Diante dessas considerações não há dúvidas que a classificação fiscal é de suma importância nas operações tanto no mercado interno como externo, porque além do impacto na defnição de alíquotas podemos falar dos benefícios que podem existir como: ex-tarifários, acordos internacionais, LETEC, LEBIT, Isenções, reduções de base, quando falamos de ICMS, também tem a questão das obrigações administrativas, no caso da importação podemos citar, produtos sujeitos a Licença de Importação, à Direitos Antidumping ,  à NVE (Nomenclatura de Valor Estastístico) entre outros.

Desta forma, seguindo esse raciocínio uma classificação erronêa pode trazer consequências drásticas que vão além do recolhimento do imposto de forma incorreta. Como a aplicação de multas que no caso da importação é de 1% sobre o valor aduaneiro da mercadoria e caso a classificação correta esteja sujeita à licença de importação, multa de 30% sobre o valor aduaneiro, já no mercado interno a aplicabilidade de multa depende do Estado onde ocorre a operação. Seguindo, pode ocorrer perdas de benefícios, retificação dos documentos, mercadoria/linha de produção parada até a devida regularização, insatisfação do cliente e por fim PREJUÍZO FINANCEIRO.

 

É sabido das dores daqueles que necessitam classificar seus produtos, que muitas vezes precisam recorrer à solicitação de classificação junto a Receita Federal do Brasil (RFB), mas infelizmente muitas vezes a resposta é morosa, podendo demorar meses e em algumas situações até anos. Sem contar com as evoluções tecnológicas, onde cada vez mais os produtos tem multi funções o que torna complexa a aplicação das regras existentes, mesmo com a publicação a cada 5 anos do Nomenclatura SH para adaptar e atender os avanços dos produtos.
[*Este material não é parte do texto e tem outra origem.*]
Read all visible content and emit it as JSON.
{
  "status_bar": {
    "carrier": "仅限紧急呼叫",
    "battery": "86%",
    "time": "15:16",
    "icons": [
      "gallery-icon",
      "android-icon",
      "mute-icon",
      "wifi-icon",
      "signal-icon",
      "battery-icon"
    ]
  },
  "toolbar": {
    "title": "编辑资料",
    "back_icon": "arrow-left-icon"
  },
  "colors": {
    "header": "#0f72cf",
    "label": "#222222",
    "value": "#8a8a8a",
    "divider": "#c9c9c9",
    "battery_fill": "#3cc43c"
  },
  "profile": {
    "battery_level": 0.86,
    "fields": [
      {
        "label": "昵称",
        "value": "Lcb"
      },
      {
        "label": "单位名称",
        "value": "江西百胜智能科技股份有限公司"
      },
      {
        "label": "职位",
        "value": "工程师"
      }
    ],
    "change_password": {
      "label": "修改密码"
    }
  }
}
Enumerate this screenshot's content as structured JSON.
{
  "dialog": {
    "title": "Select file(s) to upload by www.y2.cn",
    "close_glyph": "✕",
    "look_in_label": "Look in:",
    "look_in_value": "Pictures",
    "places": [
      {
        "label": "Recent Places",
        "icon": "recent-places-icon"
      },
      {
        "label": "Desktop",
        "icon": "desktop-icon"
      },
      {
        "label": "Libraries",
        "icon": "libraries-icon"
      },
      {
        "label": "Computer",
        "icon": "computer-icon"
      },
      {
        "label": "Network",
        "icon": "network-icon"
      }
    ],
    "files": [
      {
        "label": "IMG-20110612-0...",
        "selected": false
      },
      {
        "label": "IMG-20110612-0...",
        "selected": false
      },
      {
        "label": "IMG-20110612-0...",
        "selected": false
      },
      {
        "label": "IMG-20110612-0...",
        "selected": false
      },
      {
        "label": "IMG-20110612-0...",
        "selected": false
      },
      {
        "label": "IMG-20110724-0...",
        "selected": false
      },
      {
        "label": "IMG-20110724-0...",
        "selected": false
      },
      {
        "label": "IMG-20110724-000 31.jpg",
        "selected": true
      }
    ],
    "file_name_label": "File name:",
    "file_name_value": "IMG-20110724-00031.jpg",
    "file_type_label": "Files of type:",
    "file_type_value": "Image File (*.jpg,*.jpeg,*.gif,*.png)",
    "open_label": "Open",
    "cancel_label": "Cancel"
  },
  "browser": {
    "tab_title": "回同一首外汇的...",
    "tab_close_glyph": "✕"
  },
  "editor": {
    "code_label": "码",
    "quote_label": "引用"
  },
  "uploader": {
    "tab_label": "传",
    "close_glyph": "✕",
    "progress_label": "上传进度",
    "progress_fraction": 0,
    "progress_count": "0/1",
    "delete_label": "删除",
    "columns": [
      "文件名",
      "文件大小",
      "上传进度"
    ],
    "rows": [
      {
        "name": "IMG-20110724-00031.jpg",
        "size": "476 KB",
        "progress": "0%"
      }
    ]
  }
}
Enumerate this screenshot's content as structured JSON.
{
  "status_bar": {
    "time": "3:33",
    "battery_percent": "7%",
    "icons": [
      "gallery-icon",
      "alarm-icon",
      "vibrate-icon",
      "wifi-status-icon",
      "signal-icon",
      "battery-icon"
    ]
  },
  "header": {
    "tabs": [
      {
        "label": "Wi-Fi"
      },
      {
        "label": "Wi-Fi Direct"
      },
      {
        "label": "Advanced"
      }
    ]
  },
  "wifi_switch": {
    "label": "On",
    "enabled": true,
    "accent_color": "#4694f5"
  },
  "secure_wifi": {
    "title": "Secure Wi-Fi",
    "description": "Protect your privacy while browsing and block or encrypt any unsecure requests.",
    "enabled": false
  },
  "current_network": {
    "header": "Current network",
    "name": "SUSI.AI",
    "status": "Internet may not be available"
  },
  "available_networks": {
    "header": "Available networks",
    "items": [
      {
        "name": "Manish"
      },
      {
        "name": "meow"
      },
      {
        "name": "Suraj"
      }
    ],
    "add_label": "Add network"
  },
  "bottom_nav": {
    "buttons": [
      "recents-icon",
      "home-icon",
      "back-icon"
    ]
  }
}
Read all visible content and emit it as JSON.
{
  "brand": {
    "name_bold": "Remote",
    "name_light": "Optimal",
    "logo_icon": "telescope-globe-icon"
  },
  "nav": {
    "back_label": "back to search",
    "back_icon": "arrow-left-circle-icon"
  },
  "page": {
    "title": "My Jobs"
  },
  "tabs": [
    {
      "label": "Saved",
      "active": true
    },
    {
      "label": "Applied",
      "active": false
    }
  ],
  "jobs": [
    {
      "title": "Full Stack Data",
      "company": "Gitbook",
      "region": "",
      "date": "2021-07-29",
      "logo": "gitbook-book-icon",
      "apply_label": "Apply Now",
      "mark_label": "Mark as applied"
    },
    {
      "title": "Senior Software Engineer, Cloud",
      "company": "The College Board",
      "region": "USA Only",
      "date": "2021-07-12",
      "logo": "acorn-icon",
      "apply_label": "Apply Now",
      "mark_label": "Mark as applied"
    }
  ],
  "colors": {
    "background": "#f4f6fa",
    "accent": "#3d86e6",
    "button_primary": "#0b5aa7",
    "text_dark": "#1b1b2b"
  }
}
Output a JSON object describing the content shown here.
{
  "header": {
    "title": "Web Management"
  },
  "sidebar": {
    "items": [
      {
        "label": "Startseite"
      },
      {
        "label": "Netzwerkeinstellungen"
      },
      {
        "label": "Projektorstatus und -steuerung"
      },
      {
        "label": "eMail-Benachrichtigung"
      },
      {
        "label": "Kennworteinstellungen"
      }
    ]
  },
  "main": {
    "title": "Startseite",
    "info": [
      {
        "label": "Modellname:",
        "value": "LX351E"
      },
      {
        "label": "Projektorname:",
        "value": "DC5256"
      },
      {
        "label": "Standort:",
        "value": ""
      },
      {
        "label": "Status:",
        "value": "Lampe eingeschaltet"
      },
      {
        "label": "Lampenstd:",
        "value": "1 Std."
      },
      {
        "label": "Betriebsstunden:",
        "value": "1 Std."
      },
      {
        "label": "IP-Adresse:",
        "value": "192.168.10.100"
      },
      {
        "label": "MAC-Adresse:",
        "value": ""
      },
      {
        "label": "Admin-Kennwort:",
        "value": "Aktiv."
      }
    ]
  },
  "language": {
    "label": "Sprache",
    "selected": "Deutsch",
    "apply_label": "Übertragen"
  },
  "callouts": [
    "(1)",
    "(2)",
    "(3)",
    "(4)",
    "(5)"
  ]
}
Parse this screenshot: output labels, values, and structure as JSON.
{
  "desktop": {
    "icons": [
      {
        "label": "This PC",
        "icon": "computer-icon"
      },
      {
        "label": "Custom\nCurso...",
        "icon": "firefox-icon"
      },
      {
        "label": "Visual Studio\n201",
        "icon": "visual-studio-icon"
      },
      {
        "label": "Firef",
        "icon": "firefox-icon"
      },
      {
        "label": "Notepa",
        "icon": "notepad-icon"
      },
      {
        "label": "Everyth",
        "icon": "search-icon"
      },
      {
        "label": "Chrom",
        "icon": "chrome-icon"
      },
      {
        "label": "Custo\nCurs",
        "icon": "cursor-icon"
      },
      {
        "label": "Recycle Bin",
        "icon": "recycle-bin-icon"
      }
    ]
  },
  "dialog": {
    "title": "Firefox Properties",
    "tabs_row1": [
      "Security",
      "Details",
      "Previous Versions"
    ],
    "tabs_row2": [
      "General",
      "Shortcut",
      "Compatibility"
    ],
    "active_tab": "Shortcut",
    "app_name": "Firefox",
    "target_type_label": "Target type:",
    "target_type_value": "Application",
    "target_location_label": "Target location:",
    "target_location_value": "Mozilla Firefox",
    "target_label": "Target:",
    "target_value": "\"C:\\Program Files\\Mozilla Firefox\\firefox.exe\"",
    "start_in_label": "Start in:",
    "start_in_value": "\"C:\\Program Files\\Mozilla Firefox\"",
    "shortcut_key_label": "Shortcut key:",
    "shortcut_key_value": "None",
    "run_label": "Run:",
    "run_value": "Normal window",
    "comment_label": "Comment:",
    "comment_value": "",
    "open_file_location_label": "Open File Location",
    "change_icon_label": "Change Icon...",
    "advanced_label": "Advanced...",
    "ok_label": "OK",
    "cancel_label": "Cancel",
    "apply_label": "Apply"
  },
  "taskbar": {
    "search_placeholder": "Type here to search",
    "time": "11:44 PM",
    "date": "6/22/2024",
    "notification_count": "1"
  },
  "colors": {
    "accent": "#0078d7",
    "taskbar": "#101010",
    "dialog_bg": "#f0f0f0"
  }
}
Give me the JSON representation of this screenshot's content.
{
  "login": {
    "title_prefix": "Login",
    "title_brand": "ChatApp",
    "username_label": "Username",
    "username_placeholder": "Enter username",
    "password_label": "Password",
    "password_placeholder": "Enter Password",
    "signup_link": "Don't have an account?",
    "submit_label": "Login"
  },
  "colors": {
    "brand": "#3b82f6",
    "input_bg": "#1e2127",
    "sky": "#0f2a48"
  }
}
Desta forma, ao classificar um produto ou “n” produtos a empresa/classificador deve antes de mais nada ser conhecedor do produto, saber detalhes sobre ele, essencialidade, composição, que tipo de matéria prevalece, funções, características, etc.

Por fim, são muitos os recursos existentes à disposição daquele que tem em suas mãos essa missão árdua, são eles: Regras, NESH, Pareceres da OMA, Notas, Soluções de Consulta, Laudos Técnicos, Softwares de auxílio à classificação fiscal etc. E assim, estar seguro da classificação que irá adotar e poder ter sucesso em suas operações.